November 24, 2020
Thanksgiving is a great occasion; one we look forward to at our office–although this year probably looks quite a bit different for many. It’s a time to be with loved ones if possible (wearing a mask), give thanks, indulge in over-the-top dining, and best of all, welcome the start of the holiday season.
Unlike most holidays, though, Thanksgiving isn’t linked to any particular religion. And, though it may seem like an essential holiday, the United States and Canada are two of only a handful of countries that officially celebrate it.
North American Origins
In the US, Thanksgiving is celebrated every fourth Thursday in November. Canada observes it on the second Monday of October, however. Appropriately, this is much closer to the time when harvests were likely to be gathered.
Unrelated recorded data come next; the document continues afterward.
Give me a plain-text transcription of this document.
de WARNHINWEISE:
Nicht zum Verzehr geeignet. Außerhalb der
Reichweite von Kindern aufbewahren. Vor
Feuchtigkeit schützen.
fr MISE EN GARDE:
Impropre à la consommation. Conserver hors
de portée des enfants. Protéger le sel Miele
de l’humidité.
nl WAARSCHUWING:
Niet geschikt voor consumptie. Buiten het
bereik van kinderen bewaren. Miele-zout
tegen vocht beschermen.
In addition to being celebrated on different days, the origins of the holiday also differ. In Canada, an explorer named Martin Frobisher takes most of the credit. Frobisher took on a grueling journey when he traveled from England to Nunavut. He survived through difficult weather and tough terrain, so after his voyage, he decided to hold a ceremony to celebrate his good fortune.
As the years passed and more settlers populated the area, the ceremony became a yearly tradition. Samuel de Champlain, a French explorer, has also been linked to the first Thanksgiving celebration in Canada, after other settlers who arrived with him in New France celebrated the good harvest with a feast.
The US celebration of Thanksgiving can be traced back to the Plymouth, Massachusetts Colony, in 1621. The story goes that the colony at Plymouth didn’t have enough food to sustain everyone that winter until the Native Americans helped out by teaching them to fish and providing seeds to plant. Soon, the colonists were able to hold a feast worthy of the Thanksgiving name. By the 1660s, the tradition had spread and people all over New England were hosting feasts to honor the harvest.
Thanksgiving is celebrated in many ways these days. Everything from football games to casual dinners to lavish feasts occurs over the long weekend. What you’ll almost always find, though, is a group of people being thankful for the people around them. And probably some kind of green bean casserole!
However you choose to celebrate this year, we wish you the happiest of Thanksgivings!